Así según E.M., y prosigue:
Entonces sucede que al interior de esa deriva de papeles del año de la cachaña se hallan obras que mutatis mutandis pueden afinarse como se afina un Sirinu. Tal el caso de Prudencio Bustillo, joven y minucioso escritor que murió a los 33 años, justo cuando su obra ensayística y de crítica literaria iba dejando los primeros fragmentos de un proyecto que urdía una historia crítica de la literatura en Bolivia. “Él era llamado a escribir lo que hasta ahora no se ha podido hacer…”, decía Medinaceli en los años cuarenta. Pues cierto, la muerte anticipada de Prudencio Bustillo dejó trunco el deseo de “hacer lo que hasta ahora no se ha podido hacer”, vale decir, de promover un trabajo en retardo por los orígenes bibliográficos que René Moreno acumuló por puro fanatismo; una suerte de catalejos y espejuelos de papel que día a día poetas y versistas le hacían llegar hasta Valparaíso (po’). Prudencio Bustillo se alimentó directamente de esta papelería, que era lo que quedó luego del incendio de la biblioteca de Moreno (según dicen que he dicho), pero bebió extractando lo esencial, el rescoldo preciso de cada una de sus páginas, para así proyectar una imagen incompleta, subrayemos, y siempre. Finalmente, lo que quedó de este interruptus fueron un conjunto de estudios críticos reunidos póstumamente por Carlos Medinaceli en el libro Páginas dispersas, publicado por la Universidad San Francisco Xavier de Chuquisaca en 1946. Estos estudios se recogen de revistas como Claridad, Páginas libres, Adelante, y algunas otras que Medinaceli deshiló. Resulta que Ignacio Prudencio Bustillo es un escritor insoslayable que nos impone la cucharita del pudín.

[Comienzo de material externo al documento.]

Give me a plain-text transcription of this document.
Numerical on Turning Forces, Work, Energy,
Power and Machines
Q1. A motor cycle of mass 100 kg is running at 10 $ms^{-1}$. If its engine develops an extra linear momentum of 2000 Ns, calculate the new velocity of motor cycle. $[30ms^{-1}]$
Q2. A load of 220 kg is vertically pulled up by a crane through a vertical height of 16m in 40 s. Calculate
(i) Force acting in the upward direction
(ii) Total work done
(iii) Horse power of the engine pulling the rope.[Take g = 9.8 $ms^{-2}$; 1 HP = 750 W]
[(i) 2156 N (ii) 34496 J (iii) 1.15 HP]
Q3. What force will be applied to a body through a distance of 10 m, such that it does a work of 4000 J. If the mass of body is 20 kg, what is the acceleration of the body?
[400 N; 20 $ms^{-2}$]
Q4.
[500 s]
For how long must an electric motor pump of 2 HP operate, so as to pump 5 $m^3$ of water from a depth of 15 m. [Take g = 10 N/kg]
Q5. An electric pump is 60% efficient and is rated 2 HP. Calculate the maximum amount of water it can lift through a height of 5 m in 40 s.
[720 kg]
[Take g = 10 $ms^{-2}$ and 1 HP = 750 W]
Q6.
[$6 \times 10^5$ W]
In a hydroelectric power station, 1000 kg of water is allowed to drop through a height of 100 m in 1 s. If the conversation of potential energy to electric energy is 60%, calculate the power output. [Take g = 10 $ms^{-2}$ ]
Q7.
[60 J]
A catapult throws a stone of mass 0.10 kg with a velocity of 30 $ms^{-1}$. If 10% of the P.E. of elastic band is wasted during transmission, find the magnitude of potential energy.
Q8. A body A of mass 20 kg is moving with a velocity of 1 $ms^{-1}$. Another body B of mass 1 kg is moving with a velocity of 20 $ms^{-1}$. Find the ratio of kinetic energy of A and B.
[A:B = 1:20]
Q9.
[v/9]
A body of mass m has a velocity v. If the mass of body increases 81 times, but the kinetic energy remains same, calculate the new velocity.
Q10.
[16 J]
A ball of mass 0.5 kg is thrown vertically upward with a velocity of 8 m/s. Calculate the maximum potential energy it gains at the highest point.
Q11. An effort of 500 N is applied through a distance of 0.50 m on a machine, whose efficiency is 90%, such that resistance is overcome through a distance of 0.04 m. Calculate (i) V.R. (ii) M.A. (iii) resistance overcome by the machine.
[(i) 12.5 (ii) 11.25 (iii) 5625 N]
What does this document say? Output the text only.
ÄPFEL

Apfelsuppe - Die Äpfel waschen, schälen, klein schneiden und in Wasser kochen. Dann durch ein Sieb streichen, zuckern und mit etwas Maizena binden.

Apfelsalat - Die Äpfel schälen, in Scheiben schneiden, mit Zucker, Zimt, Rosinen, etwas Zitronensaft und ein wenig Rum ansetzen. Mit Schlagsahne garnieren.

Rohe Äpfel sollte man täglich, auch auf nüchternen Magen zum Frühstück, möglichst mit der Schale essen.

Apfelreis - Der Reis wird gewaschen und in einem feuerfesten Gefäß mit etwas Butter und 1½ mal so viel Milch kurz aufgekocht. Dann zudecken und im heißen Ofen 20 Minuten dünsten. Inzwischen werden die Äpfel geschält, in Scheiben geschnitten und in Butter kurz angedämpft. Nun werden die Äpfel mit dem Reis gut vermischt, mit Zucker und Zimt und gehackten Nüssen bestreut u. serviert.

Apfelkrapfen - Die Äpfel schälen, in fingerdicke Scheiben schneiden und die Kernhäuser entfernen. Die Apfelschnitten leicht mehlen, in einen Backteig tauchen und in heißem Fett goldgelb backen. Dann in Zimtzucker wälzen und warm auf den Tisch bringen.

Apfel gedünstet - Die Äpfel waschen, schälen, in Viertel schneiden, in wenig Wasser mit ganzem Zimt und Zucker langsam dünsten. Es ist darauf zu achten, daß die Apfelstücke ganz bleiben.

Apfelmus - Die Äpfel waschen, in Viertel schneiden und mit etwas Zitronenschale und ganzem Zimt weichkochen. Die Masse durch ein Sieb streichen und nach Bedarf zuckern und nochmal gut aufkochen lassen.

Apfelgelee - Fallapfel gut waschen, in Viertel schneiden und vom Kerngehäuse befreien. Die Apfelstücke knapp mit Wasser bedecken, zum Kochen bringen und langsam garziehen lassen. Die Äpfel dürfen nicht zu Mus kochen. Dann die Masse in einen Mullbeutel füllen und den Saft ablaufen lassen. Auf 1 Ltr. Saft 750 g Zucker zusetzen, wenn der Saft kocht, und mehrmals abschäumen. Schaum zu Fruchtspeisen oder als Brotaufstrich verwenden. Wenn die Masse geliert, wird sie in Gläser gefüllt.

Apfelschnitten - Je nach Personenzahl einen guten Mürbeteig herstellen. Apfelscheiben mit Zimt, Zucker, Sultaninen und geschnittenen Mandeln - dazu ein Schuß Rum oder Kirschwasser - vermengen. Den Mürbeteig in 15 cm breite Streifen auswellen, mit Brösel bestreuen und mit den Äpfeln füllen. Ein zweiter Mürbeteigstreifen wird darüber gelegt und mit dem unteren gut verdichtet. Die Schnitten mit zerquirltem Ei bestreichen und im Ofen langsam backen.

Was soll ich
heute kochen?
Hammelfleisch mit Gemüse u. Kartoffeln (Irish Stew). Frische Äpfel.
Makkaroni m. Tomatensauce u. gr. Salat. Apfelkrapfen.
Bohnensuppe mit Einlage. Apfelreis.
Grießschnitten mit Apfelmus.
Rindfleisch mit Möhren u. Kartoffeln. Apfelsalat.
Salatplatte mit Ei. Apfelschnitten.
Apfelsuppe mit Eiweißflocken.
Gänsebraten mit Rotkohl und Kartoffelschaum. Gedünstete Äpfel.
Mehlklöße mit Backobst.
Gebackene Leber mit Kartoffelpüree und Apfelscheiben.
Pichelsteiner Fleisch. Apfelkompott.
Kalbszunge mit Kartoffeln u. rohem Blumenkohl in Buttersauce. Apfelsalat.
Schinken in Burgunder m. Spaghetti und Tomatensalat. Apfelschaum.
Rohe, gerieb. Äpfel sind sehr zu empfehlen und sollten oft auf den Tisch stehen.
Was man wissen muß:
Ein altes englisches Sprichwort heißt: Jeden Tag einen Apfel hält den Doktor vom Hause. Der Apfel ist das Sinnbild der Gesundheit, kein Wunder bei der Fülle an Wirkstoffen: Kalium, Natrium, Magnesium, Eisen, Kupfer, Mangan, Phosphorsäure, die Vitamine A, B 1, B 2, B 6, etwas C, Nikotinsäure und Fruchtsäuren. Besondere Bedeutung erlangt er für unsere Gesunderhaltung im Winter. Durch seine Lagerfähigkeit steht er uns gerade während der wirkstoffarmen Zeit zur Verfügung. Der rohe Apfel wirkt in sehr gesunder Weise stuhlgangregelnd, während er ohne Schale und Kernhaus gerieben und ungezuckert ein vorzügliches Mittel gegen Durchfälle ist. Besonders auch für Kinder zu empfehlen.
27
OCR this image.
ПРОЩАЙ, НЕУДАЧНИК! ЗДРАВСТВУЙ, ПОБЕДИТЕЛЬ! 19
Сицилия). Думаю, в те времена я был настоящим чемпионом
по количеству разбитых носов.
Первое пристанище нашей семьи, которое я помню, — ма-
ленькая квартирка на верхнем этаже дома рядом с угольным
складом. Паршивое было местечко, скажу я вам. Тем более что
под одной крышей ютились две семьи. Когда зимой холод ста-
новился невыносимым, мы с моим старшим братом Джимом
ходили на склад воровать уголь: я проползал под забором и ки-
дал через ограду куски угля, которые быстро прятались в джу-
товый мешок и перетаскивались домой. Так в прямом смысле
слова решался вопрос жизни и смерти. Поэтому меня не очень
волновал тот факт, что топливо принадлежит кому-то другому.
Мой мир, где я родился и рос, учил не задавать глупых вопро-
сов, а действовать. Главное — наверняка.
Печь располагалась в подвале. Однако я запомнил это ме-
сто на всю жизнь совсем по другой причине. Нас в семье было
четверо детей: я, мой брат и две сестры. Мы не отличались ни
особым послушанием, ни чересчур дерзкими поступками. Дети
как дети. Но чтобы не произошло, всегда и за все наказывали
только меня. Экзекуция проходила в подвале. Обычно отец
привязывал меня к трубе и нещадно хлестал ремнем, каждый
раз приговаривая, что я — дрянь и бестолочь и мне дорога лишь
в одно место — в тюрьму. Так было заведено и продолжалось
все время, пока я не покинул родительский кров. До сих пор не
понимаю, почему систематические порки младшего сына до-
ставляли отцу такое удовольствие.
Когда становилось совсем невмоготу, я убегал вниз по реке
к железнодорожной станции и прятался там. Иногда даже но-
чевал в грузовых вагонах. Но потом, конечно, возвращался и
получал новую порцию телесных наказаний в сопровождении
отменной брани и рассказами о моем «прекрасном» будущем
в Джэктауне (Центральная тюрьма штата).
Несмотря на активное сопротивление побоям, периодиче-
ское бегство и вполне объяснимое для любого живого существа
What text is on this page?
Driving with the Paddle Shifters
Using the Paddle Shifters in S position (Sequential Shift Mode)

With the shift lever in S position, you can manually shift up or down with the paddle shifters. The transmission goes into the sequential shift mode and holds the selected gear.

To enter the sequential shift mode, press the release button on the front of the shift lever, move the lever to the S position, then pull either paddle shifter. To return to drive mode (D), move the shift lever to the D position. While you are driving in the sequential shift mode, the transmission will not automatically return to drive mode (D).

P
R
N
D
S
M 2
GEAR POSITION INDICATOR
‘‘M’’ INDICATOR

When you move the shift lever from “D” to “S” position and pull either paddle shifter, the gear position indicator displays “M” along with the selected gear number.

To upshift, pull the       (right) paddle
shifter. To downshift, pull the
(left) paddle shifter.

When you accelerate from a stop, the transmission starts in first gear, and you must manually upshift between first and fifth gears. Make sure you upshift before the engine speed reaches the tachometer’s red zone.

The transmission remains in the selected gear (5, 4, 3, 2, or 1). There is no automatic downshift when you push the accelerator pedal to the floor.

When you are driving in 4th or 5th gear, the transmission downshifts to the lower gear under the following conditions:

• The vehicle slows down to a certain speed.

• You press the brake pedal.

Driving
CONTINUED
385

En vida dejó libros, es verdad, dejó La misión Bustillo: más antecedentes de la Guerra del Pacífico (1919), Ensayo de una filosofía jurídica (1923), La vida y la obra de Aniceto Arce (1928), todos ellos que aparentan la salvaguarda de milagros intelectuales, pero que más bien se constituyen en libaciones felices sobre un caudal de temas urgentes y no por eso menos importantes, que de pronto se emparentan o se utilizan como aderezos secretos para su obra en miras: la literatura boliviana. Pero para qué tanto afán, uno se pregunta, si el propio Prudencio Bustillo era la sombra encarnada de su visión crepuscular. Pues mi hilacha, aquella que llevo atada al zapato, es aquella que un día le dijo a su amigo Costa du Rels: “A los enfermos ya no nos queda sino el tiempo de soñar nuestras obras: es el modo que tiene el alma de escribirlas”.
Así ha dicho que dice que dijo, y le dije: al cabo, si nos jactamos de tener buena poesía en Bolivia, valga el caso, será porque el público no la lee, y por lo tanto, no la influye.